Mustard gas exposure instigates retinal Müller cell gliosis

Binapani Mahaling  1 Nishant R Sinha  2 Sibabalo Sokupa  1 Utkarsh Reddy Addi  1 Rajiv R Mohan  2 Shyam S Chaurasia  3
Affiliations

Mustard gas exposure instigates retinal Müller cell gliosis

Binapani Mahaling et al.
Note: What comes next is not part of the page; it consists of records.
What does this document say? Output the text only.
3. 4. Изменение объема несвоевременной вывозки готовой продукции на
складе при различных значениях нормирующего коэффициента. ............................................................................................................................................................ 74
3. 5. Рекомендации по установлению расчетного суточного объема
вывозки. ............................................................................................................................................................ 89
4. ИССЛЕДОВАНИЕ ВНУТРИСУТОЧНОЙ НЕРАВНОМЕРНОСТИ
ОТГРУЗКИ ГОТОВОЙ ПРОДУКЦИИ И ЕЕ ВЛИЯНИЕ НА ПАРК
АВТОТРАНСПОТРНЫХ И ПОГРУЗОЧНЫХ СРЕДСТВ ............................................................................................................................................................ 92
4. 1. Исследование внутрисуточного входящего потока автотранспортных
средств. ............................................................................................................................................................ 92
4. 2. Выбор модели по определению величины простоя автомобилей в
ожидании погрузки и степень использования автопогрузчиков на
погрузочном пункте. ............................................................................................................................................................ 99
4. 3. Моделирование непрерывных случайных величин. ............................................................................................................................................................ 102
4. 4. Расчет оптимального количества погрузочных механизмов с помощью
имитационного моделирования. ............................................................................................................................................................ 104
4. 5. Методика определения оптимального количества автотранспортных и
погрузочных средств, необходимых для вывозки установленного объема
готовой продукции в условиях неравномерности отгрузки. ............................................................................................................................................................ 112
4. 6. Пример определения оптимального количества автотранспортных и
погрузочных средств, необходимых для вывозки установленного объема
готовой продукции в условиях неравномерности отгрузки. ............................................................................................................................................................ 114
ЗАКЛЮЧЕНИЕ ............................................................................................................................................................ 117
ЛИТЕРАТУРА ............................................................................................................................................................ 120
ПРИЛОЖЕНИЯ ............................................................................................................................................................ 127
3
Exp Eye Res. 2023 May.

Abstract

Sulfur mustard (SM) is a chemical warfare agent (CWA) that causes severe eye pain, photophobia, excessive lacrimation, corneal and ocular surface defects, and blindness. However, SM's effects on retinal cells are relatively meager. This study investigated the role of SM toxicity on Müller glial cells responsible for cellular architecture, inner blood-retinal barrier maintenance, neurotransmitter recycling, neuronal survival, and retinal homeostasis. Müller glial cells (MIO-M1) were exposed to SM analog, nitrogen mustard (NM), at varying concentrations (50-500 μM) for 3 h, 24 h, and 72 h. Müller cell gliosis was evaluated using morphological, cellular, and biochemical methods. Real-time cellular integrity and morphological evaluation were performed using the xCELLigence real-time monitoring system. Cellular viability and toxicity were measured using TUNEL and PrestoBlue assays. Müller glia hyperactivity was calculated based on glial fibrillary acidic protein (GFAP) and vimentin immunostaining. Intracellular oxidative stress was measured using DCFDA and DHE cell-based assays. Inflammatory markers and antioxidant enzyme levels were determined by quantitative real-time PCR (qRT-PCR). AO/Br and DAPI staining further evaluated DNA damage, apoptosis, necrosis, and cell death. Inflammasome-associated Caspase-1, ASC, and NLRP3 were studied to identify mechanistic insights into NM toxicity in Müller glial cells. The cellular and morphological evaluation revealed the Müller glia hyperactivity after NM exposure in a dose- and time-dependent manner. NM exposure caused significant oxidative stress and enhanced cell death at 72 h. A significant increase in antioxidant indices was observed at the lower concentrations of NM. Mechanistically, we found that NM-treated MIO-M1 cells increased caspase-1 levels that activated NLRP3 inflammasome-induced production of IL-1β and IL-18, and elevated Gasdermin D (GSDMD) expression, a crucial component actuating pyroptosis. In conclusion, NM-induced Müller cell gliosis via increased oxidative stress results in caspase-1-dependent activation of the NLRP3 inflammasome and cell death driven primarily by pyroptosis.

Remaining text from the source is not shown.